One of the earliest engagement rings Ireland has know has been found in Northern Ireland by Mr Tom Ross in a field which had been ploughed in Newtonabbey, County Antrim. Mr Ross, 69 found the Engagement ring while using his metal detector. Metal detecting has been a hobby of his for the past four years but many have spent years upon years of searching but to no avail. Mr. Ross only learned of the rings value when displaying the piece to some other metal detector enthusiasts in England. He was advised to pass it onto the museum of Northern Ireland which he duly did and the museum then concluded that the engagement ring was in fact a posy ring and dated it back from around the late 1600’s.
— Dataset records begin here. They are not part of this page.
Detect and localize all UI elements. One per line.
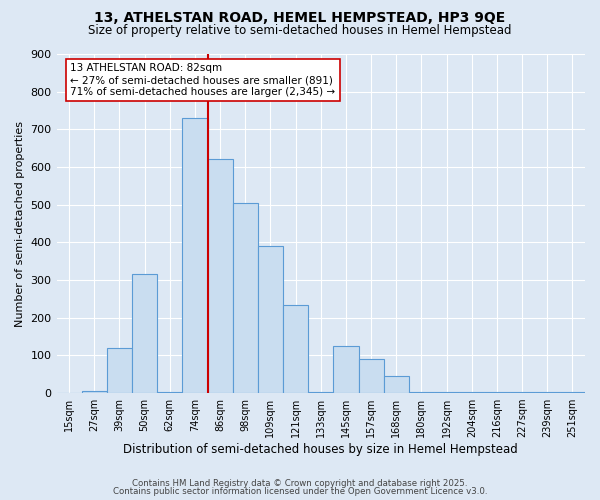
Bar [182, 118, 208, 393]
Bar [308, 392, 334, 393]
Bar [535, 392, 560, 393]
Text: Size of property relative to semi-detached houses in Hemel Hempstead: Size of property relative to semi-detach… [88, 24, 512, 37]
Text: 13 ATHELSTAN ROAD: 82sqm
← 27% of semi-detached houses are smaller (891)
71% of : 13 ATHELSTAN ROAD: 82sqm ← 27% of semi-d… [70, 64, 335, 96]
Bar [409, 392, 434, 393]
Bar [434, 392, 459, 393]
Bar [208, 160, 233, 393]
Bar [132, 274, 157, 393]
Bar [509, 392, 535, 393]
Bar [484, 392, 509, 393]
Bar [383, 376, 409, 393]
Bar [560, 392, 585, 393]
Bar [359, 359, 383, 393]
Bar [233, 203, 258, 393]
Bar [157, 392, 182, 393]
X-axis label: Distribution of semi-detached houses by size in Hemel Hempstead: Distribution of semi-detached houses by … [124, 443, 518, 456]
Text: Contains public sector information licensed under the Open Government Licence v3: Contains public sector information licen… [113, 487, 487, 496]
Bar [283, 304, 308, 393]
Bar [334, 346, 359, 393]
Y-axis label: Number of semi-detached properties: Number of semi-detached properties [15, 120, 25, 326]
Bar [82, 391, 107, 393]
Bar [107, 348, 132, 393]
Text: 13, ATHELSTAN ROAD, HEMEL HEMPSTEAD, HP3 9QE: 13, ATHELSTAN ROAD, HEMEL HEMPSTEAD, HP3… [94, 11, 506, 25]
Text: Contains HM Land Registry data © Crown copyright and database right 2025.: Contains HM Land Registry data © Crown c… [132, 478, 468, 488]
Bar [258, 246, 283, 393]
Bar [459, 392, 484, 393]
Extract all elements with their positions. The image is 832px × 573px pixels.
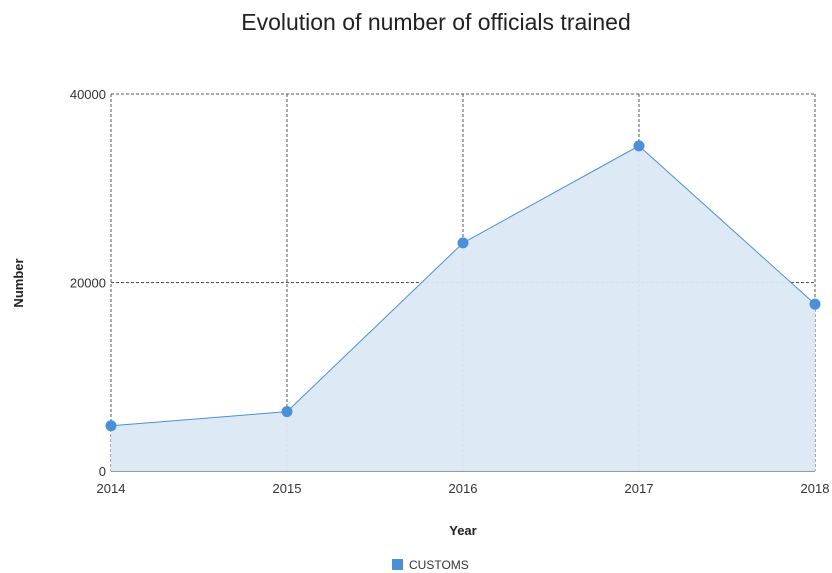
legend-swatch	[392, 559, 403, 570]
series-area-fill	[111, 145, 815, 471]
y-tick-labels: 0 20000 40000	[70, 87, 106, 479]
legend-label-customs: CUSTOMS	[409, 558, 469, 572]
y-tick-label: 20000	[70, 276, 106, 291]
data-point-2018[interactable]	[809, 298, 821, 310]
x-axis-title: Year	[449, 523, 476, 538]
data-point-2016[interactable]	[457, 237, 469, 249]
x-tick-label: 2016	[449, 481, 478, 496]
y-tick-label: 0	[99, 464, 106, 479]
x-tick-label: 2017	[625, 481, 654, 496]
x-tick-label: 2014	[97, 481, 126, 496]
x-tick-label: 2015	[273, 481, 302, 496]
data-point-2015[interactable]	[281, 406, 293, 418]
data-point-2017[interactable]	[633, 140, 645, 152]
data-point-2014[interactable]	[105, 420, 117, 432]
y-axis-title: Number	[11, 258, 26, 307]
chart-title: Evolution of number of officials trained	[241, 9, 631, 35]
y-tick-label: 40000	[70, 87, 106, 102]
x-tick-labels: 2014 2015 2016 2017 2018	[97, 481, 830, 496]
series-points	[105, 140, 821, 432]
legend[interactable]: CUSTOMS	[392, 558, 469, 572]
x-tick-label: 2018	[801, 481, 830, 496]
The delicate ring is 85% gold which would be slightly higher in gold content then 18 karat gold used today in most engagement rings. Later at a Belfast Coroners court Mr. Ross told an inquest that he initially though the ring to be a “worthless trinket” or “a bit of rubbish”. The gold ring bears an inscription in old English “I noght on gift bot gifer” which is today’s English translates to “Look not on the gift, but the giver”. Which is a nice sentiment. The ring in fact turned out to be a piece or rare Irish heritage.
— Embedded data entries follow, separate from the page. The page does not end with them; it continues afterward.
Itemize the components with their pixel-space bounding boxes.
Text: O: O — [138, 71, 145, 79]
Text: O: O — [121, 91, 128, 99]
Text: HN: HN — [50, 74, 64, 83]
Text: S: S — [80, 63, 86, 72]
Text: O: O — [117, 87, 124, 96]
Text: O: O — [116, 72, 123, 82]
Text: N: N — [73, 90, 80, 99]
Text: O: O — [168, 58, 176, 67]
Elise Taylor the curator of applied art at National Museums Northern Ireland told the court about the history of such rings and the various traditions of the time involving inscriptions etc. Ms Taylor explained – the ring is a betrothal ring and men and women exchanged them from the 1500’s onward to symbolism their future commitment to each other much like the engagement rings and wedding rings exchanged today. Sometimes called posy rings this was a name derived from the French word for poem which is Poesy.
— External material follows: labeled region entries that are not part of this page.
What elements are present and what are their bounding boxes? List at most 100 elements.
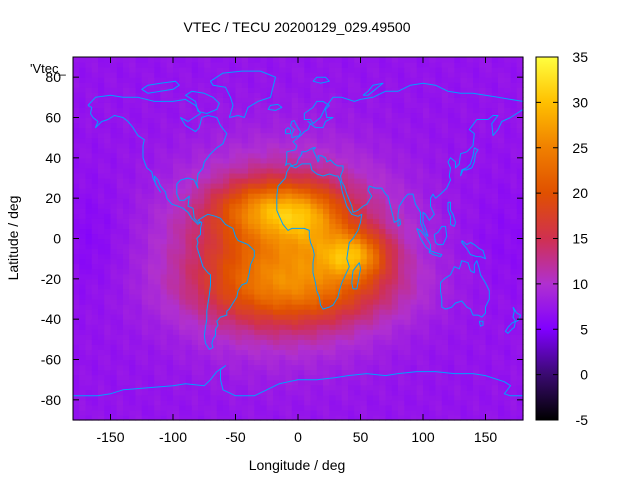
heatmap-cell <box>398 258 405 265</box>
heatmap-cell <box>298 384 305 391</box>
heatmap-cell <box>291 57 299 63</box>
heatmap-cell <box>429 243 437 250</box>
heatmap-cell <box>385 142 393 149</box>
heatmap-cell <box>191 263 199 270</box>
heatmap-cell <box>191 273 199 280</box>
heatmap-cell <box>435 87 443 93</box>
heatmap-cell <box>341 399 349 406</box>
heatmap-cell <box>141 409 149 416</box>
heatmap-cell <box>329 188 337 194</box>
heatmap-cell <box>304 334 312 340</box>
heatmap-cell <box>129 319 137 325</box>
heatmap-cell <box>298 97 305 103</box>
heatmap-cell <box>116 344 124 351</box>
heatmap-cell <box>91 147 99 154</box>
heatmap-cell <box>398 97 405 103</box>
heatmap-cell <box>135 324 143 330</box>
heatmap-cell <box>485 147 493 154</box>
heatmap-cell <box>223 127 230 134</box>
heatmap-cell <box>98 178 105 184</box>
heatmap-cell <box>354 157 362 164</box>
heatmap-cell <box>273 329 280 335</box>
heatmap-cell <box>416 384 424 391</box>
heatmap-cell <box>473 344 480 351</box>
heatmap-cell <box>485 97 493 103</box>
heatmap-cell <box>198 263 205 270</box>
heatmap-cell <box>285 268 293 275</box>
heatmap-cell <box>123 404 130 411</box>
heatmap-cell <box>116 183 124 189</box>
heatmap-cell <box>73 243 80 250</box>
heatmap-cell <box>291 208 299 214</box>
heatmap-cell <box>154 288 162 295</box>
heatmap-cell <box>348 137 355 144</box>
heatmap-cell <box>198 142 205 149</box>
heatmap-cell <box>254 203 262 209</box>
heatmap-cell <box>166 389 174 396</box>
heatmap-cell <box>148 389 155 396</box>
heatmap-cell <box>460 107 468 114</box>
heatmap-cell <box>104 369 112 376</box>
heatmap-cell <box>266 82 274 88</box>
heatmap-cell <box>391 193 399 199</box>
heatmap-cell <box>235 188 243 194</box>
heatmap-cell <box>291 349 299 356</box>
heatmap-cell <box>254 288 262 295</box>
heatmap-cell <box>460 379 468 386</box>
heatmap-cell <box>179 188 187 194</box>
heatmap-cell <box>79 137 87 144</box>
heatmap-cell <box>179 157 187 164</box>
heatmap-cell <box>260 409 268 416</box>
heatmap-cell <box>98 228 105 235</box>
heatmap-cell <box>216 77 224 83</box>
heatmap-cell <box>248 248 255 255</box>
heatmap-cell <box>98 117 105 124</box>
heatmap-cell <box>391 188 399 194</box>
heatmap-cell <box>316 203 324 209</box>
heatmap-cell <box>348 218 355 224</box>
heatmap-cell <box>198 107 205 114</box>
heatmap-cell <box>235 213 243 219</box>
heatmap-cell <box>91 122 99 129</box>
heatmap-cell <box>98 203 105 209</box>
heatmap-cell <box>341 188 349 194</box>
heatmap-cell <box>354 193 362 199</box>
heatmap-cell <box>373 389 380 396</box>
heatmap-cell <box>323 404 330 411</box>
heatmap-cell <box>348 268 355 275</box>
heatmap-cell <box>498 228 505 235</box>
heatmap-cell <box>273 57 280 63</box>
heatmap-cell <box>323 349 330 356</box>
heatmap-cell <box>304 57 312 63</box>
heatmap-cell <box>416 389 424 396</box>
heatmap-cell <box>360 223 368 230</box>
heatmap-cell <box>504 344 512 351</box>
heatmap-cell <box>329 329 337 335</box>
heatmap-cell <box>491 188 499 194</box>
heatmap-cell <box>460 359 468 366</box>
heatmap-cell <box>141 324 149 330</box>
heatmap-cell <box>391 233 399 240</box>
heatmap-cell <box>341 193 349 199</box>
heatmap-cell <box>135 92 143 98</box>
heatmap-cell <box>460 299 468 305</box>
heatmap-cell <box>485 409 493 416</box>
heatmap-cell <box>441 263 449 270</box>
heatmap-cell <box>316 87 324 93</box>
heatmap-cell <box>423 359 430 366</box>
heatmap-cell <box>241 233 249 240</box>
heatmap-cell <box>173 233 180 240</box>
heatmap-cell <box>204 67 212 73</box>
heatmap-cell <box>410 288 418 295</box>
heatmap-cell <box>429 399 437 406</box>
heatmap-cell <box>110 162 118 169</box>
heatmap-cell <box>329 62 337 68</box>
heatmap-cell <box>160 167 168 174</box>
heatmap-cell <box>304 374 312 381</box>
heatmap-cell <box>135 157 143 164</box>
heatmap-cell <box>323 172 330 179</box>
heatmap-cell <box>223 203 230 209</box>
heatmap-cell <box>410 268 418 275</box>
heatmap-cell <box>166 72 174 78</box>
heatmap-cell <box>235 167 243 174</box>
So how did the ring come to be in the ground in the field ? Well speculation is that the field is next to an old church and graveyard whereby people used to cross the field to get to it. As any jeweler will tell you finger sizes will shrink or expand depending on the weather and on a cold morning the fingers of the wearer may have shrunk allowing the ring to slip off. The coroners court declared the ring to be officially treasure – which means that the treasure will be handed over for valuation by the British Museum. Well done Mr. Ross and thank you for your honesty and for sharing your find with the world.